SM: Are ethics included in "corporate values"? And, aside from the egregious ethics violations committed by the likes of Enron and WorldCom, what role do they play in helping or hurting the bottom line?
JM: Another research project I'm doing at Harvard with two colleagues is looking at global business standards. We looked at guidelines of codes of conduct and tried to distill the common elements. Now we're collecting data to determine the extent to which there's a consensus of standards, and the extent to which management and their companies adhere to those standards.

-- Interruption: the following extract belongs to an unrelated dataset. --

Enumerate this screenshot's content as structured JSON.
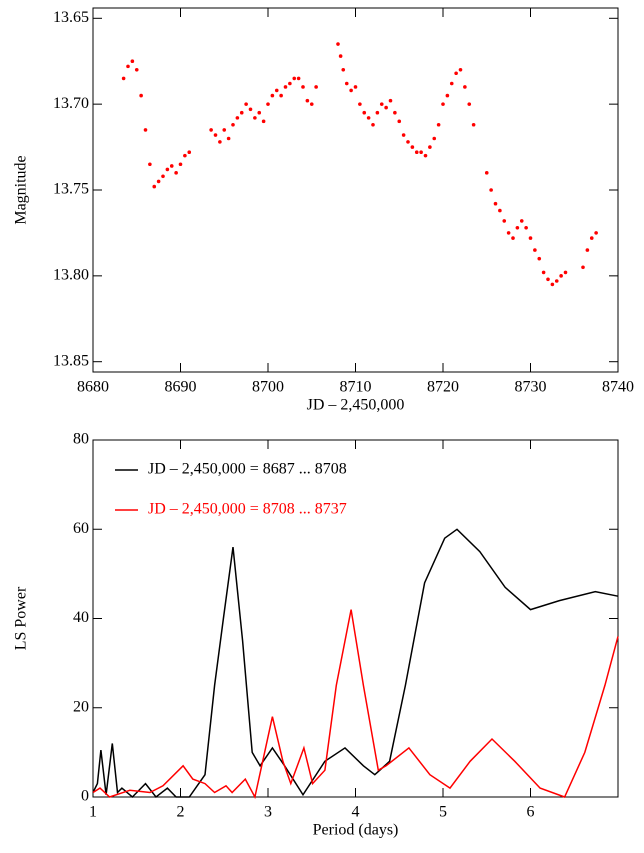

There's certainly an overlap of ethics and honoring social values. There are two broad areas: guidelines for acceptable conduct in getting your business done. The question is, are you staying within those guidelines. The other broad area would be in what way is the company contributing back to society over and above its economic mission. Both areas have been studied in this meta-analysis. The research seems to indicate that if you violate ethics standards and you get caught, it has a negative impact on the bottom line. There's a general sense that the best companies, the most admired companies, are those that have an eye on economic performance and an eye on their ethical performance as well. And that means playing within the rules of law and going beyond that, adhering to broadly accepted principles.... That's why Johnson & Johnson (JNJ) is usually held as a paragon of ethics. A lot of it dates to the way they handled the Tylenol crisis.... Their credo is famous. They debate and discuss the credo at formal sessions; what the priorities are for the company, and how in times of crisis, they draw on that set of values.